At first, Bernie Sanders was a marginal oddity. Then, briefly after Iowa and New Hampshire, a serious challenge. (But maybe, some internet pundits insisted, one running on the fumes of voter sexism.) After blowout losses in the South, however, he became a “message candidate” headed for extinction. Gaming out the delegate math that quants have rendered the sine qua non of political reporting, reporters declared that Sanders was dead in the water. The discussion turned to when he would, and if he should, get out of the way. Now, Sanders has won Michigan and performed much better with black voters there than he has in the South. And so the narrative changes again.

Many polls had Sanders down by 20 percentage points or more in Michigan. Five Thirty Eight had given Clinton a better than 99 percent shot of winning. It was a huge and historic upset. Yet Clinton, they point out, is still poised to win the nomination. That’s true -- but only if the traditional contours of American politics hold fast. And in many ways, it's already clear that they aren't.

The Sanders campaign, like any left insurgency, can only win by changing the status quo. That’s what’s happening, though it is still very possible that it won’t happen in a sufficiently large way or quickly enough for Sanders to win the primary. His campaign is frequently maligned for "magical thinking." But that is precisely what transformative social change always requires. That, and hard organizing work. Just think: sixteen years ago the left's greatest electoral ambition was that Ralph Nader receive five-percent of the popular vote so the Green Party could win federal funds. He failed to do so. Today, a democratic socialist is credibly vying for the Democratic nomination. History is not the study of events playing out according to conventional expectations.

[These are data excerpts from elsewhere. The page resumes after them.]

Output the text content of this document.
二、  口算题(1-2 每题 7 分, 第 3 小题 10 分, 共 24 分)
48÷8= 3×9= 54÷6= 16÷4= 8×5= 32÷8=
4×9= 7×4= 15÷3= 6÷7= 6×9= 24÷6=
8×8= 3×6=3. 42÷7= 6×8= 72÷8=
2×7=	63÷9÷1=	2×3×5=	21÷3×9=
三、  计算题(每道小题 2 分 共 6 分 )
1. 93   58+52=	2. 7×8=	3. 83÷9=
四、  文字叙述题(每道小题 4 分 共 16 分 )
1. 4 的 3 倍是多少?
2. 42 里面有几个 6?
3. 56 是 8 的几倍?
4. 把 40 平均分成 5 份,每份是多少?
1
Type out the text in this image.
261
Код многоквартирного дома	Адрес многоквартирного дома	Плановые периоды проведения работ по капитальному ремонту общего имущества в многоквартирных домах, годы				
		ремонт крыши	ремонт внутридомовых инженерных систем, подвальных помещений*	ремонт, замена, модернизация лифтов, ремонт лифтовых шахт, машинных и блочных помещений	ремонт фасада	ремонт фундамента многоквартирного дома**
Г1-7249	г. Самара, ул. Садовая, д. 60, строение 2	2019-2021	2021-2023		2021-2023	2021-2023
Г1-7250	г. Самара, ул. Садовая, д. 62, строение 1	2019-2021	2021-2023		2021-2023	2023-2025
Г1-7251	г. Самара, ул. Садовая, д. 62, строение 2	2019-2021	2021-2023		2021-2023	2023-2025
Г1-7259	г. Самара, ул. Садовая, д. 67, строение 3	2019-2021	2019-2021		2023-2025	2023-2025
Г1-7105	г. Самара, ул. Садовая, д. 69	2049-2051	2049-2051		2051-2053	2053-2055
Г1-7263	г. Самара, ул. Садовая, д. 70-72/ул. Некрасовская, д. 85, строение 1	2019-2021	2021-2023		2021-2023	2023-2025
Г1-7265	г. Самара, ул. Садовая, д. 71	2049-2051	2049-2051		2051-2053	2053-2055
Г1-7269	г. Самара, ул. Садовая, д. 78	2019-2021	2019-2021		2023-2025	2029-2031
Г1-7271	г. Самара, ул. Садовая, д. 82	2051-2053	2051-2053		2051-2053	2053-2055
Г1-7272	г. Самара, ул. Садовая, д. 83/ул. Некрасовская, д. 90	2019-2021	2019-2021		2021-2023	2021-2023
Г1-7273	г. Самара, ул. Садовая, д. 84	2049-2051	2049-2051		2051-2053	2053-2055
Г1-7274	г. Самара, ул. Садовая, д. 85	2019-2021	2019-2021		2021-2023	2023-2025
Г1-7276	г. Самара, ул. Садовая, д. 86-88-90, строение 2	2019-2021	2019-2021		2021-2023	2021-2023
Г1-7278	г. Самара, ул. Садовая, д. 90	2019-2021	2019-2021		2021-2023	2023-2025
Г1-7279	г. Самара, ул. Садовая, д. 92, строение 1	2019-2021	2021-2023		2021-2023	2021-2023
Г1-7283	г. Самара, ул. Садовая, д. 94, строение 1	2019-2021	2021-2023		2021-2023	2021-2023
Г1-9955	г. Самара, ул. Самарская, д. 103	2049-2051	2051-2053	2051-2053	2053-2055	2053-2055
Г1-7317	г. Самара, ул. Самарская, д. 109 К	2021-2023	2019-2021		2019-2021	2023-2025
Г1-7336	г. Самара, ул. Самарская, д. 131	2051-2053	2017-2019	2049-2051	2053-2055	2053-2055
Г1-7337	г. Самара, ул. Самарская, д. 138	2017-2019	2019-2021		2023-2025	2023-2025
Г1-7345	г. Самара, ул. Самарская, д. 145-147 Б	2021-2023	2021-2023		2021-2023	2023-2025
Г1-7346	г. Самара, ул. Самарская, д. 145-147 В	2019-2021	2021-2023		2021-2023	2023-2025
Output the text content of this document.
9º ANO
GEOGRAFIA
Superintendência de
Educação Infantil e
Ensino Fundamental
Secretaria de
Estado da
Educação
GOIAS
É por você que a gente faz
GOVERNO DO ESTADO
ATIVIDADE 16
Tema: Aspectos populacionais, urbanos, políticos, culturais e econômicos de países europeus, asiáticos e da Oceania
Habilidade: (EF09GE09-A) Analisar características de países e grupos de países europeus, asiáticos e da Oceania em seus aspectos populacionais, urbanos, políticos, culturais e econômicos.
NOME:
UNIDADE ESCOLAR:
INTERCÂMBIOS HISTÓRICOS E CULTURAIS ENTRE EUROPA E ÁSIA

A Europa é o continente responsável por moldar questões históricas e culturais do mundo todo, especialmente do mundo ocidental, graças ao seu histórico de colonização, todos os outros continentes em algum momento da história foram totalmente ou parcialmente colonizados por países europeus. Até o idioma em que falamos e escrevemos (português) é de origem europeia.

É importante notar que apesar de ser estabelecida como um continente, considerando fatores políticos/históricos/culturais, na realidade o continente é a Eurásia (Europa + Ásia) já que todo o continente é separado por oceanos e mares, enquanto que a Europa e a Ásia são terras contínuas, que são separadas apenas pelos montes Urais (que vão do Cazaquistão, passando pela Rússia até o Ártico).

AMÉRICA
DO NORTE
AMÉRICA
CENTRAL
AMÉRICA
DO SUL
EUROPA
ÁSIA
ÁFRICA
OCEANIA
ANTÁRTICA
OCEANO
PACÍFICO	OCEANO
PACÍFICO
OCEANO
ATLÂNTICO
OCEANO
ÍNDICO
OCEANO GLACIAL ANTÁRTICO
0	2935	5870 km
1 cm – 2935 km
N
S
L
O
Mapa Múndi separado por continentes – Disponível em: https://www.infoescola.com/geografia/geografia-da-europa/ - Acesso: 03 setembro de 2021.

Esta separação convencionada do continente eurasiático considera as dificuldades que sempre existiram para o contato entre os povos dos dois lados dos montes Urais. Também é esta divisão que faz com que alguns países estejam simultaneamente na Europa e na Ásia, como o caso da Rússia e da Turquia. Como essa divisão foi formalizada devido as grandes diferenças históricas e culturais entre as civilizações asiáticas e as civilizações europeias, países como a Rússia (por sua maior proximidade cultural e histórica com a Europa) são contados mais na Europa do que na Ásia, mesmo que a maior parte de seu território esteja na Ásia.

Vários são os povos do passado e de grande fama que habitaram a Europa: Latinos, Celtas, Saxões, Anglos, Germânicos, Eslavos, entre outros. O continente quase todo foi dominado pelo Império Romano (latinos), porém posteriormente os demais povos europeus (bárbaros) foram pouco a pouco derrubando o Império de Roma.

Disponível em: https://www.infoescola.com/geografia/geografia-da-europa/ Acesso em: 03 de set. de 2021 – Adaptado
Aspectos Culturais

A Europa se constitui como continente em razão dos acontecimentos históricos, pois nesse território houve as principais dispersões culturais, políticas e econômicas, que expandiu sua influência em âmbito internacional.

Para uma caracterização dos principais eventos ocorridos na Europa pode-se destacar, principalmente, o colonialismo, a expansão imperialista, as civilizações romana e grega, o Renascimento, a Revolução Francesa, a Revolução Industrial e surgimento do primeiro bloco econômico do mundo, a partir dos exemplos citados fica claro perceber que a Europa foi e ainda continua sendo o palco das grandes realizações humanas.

The big problem with the media-bestowed aura of inevitability, however, is not that it falls short in reflecting reality but that it also remakes it, nudging would-be idealists toward Clinton. Five Thirty Eight’s Harry Enten concedes the role that reporters like him play in shaping the race by the way that they cover it, writing that the Michigan win “will likely lead to increased news coverage of the Democratic race, which Sanders desperately needs in order to be competitive next Tuesday and beyond.” When reporters talk about a candidate gaining or losing “momentum,” they are in significant parts referring to the effects of their own coverage. It’s also true that some of this plays to Sanders benefit: the media’s low expectations lay the groundwork for a boomlet in positive coverage if he surpasses them. But I think that pessimistic coverage has mostly worked against Sanders: Democrats seem to be far more pragmatically minded than Republicans, and electability in November matters tremendously.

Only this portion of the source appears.